Berlin (dpa) l Die geplante Reduzierung von Zucker, Fett und Salz in Fertigprodukten für eine gesündere Ernährung soll zum neuen Jahr starten und in den Fortschritten regelmäßig überwacht werden. Die Umsetzung werde „ab Anfang 2019“ beginnen, heißt es in der nun festgelegten „Nationalen Reduktions- und Innovationsstrategie“ des Bundesernährungsministeriums. Als Basis sollen bis dahin konkrete Zielvereinbarungen mit der Lebensmittelwirtschaft stehen. Vorgesehen sind künftig ein Monitoring und eine Internetpattform, um die schrittweise Änderung von Rezepturen bis 2025 auch für Verbraucher transparent zu machen.

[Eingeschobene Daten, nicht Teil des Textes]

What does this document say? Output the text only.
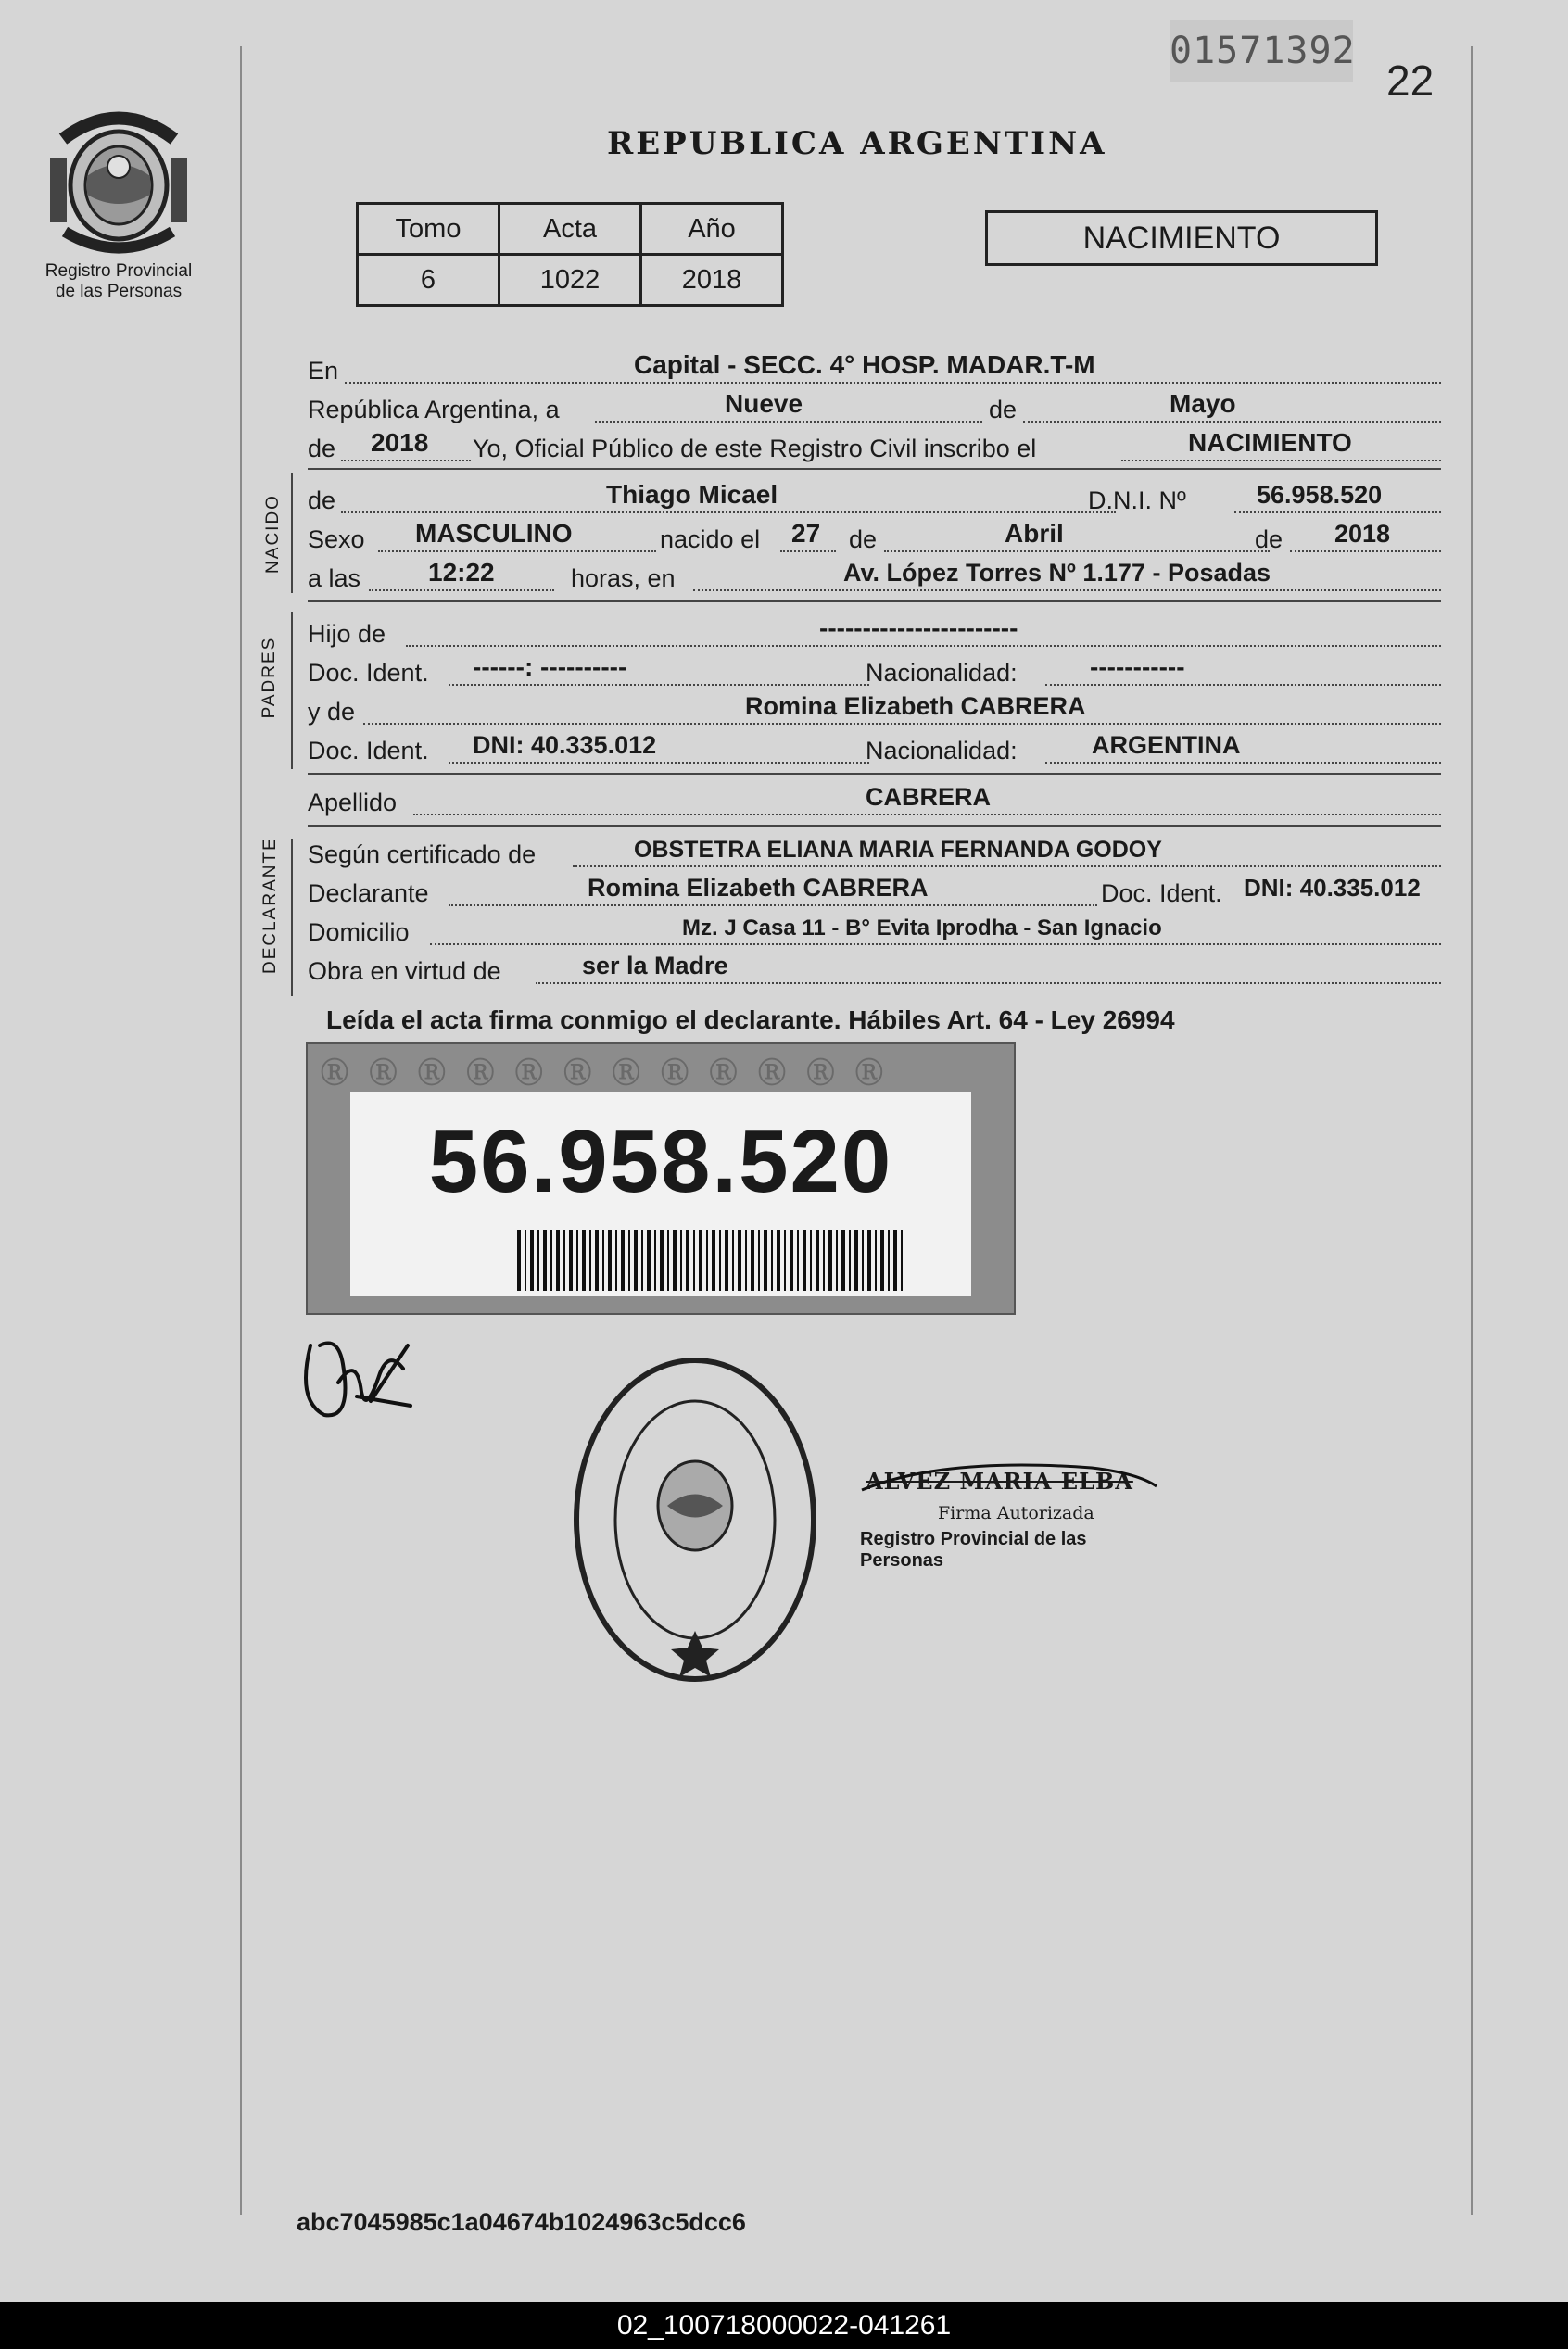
Registro Provincial
de las Personas
01571392
22
REPUBLICA ARGENTINA
Tomo	Acta	Año
6	1022	2018
NACIMIENTO
En	Capital - SECC. 4° HOSP. MADAR.T-M
República Argentina, a	Nueve	de	Mayo
de 2018 Yo, Oficial Público de este Registro Civil inscribo el	NACIMIENTO
NACIDO de	Thiago Micael	D.N.I. Nº	56.958.520
Sexo MASCULINO	nacido el 27 de	Abril	de 2018
a las	12:22	horas, en	Av. López Torres Nº 1.177 - Posadas
PADRES
Hijo de	-----------------------
Doc. Ident. ------: ----------	Nacionalidad:	-----------
y de	Romina Elizabeth CABRERA
Doc. Ident. DNI: 40.335.012	Nacionalidad:	ARGENTINA
Apellido	CABRERA
DECLARANTE Según certificado de	OBSTETRA ELIANA MARIA FERNANDA GODOY
Declarante	Romina Elizabeth CABRERA	Doc. Ident. DNI: 40.335.012
Domicilio	Mz. J Casa 11 - B° Evita Iprodha - San Ignacio
Obra en virtud de	ser la Madre
Leída el acta firma conmigo el declarante. Hábiles Art. 64 - Ley 26994
Ⓡ Ⓡ Ⓡ Ⓡ Ⓡ Ⓡ Ⓡ Ⓡ Ⓡ Ⓡ Ⓡ Ⓡ
56.958.520
ALVEZ MARIA ELBA
Firma Autorizada
Registro Provincial de las Personas
abc7045985c1a04674b1024963c5dcc6
02_100718000022-041261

Die nun vorgelegte Strategie folgt auf eine Grundsatzvereinbarung, die Bundesagrarministerin Julia Klöckner (CDU) Ende September mit mehreren Branchenverbänden geschlossen hatte. Darin verpflichtet sich die Ernährungsindustrie, den Gehalt an Zucker, Fetten und Salz in vielen Fertiggerichten allmählich zu senken – bis 2025 sollen die gesetzten Ziele erreicht sein. Auch Portionsgrößen von Produkten sollen kleiner werden. Verbraucherschützer und die Opposition kritisieren das Modell auf freiwilliger Basis als zu unverbindlich.

In dem Strategiepapier betont das Ministerium: „Ziele und Maßnahmen müssen messbar und überprüfbar sein.“ Ein Monitoring soll daher den Gehalt an Energie, Zucker, Fetten und Salz regelmäßig abbilden und zeigen, ob es „problematische Ausweichreaktionen“ gibt und Bedarf zum Nachsteuern besteht.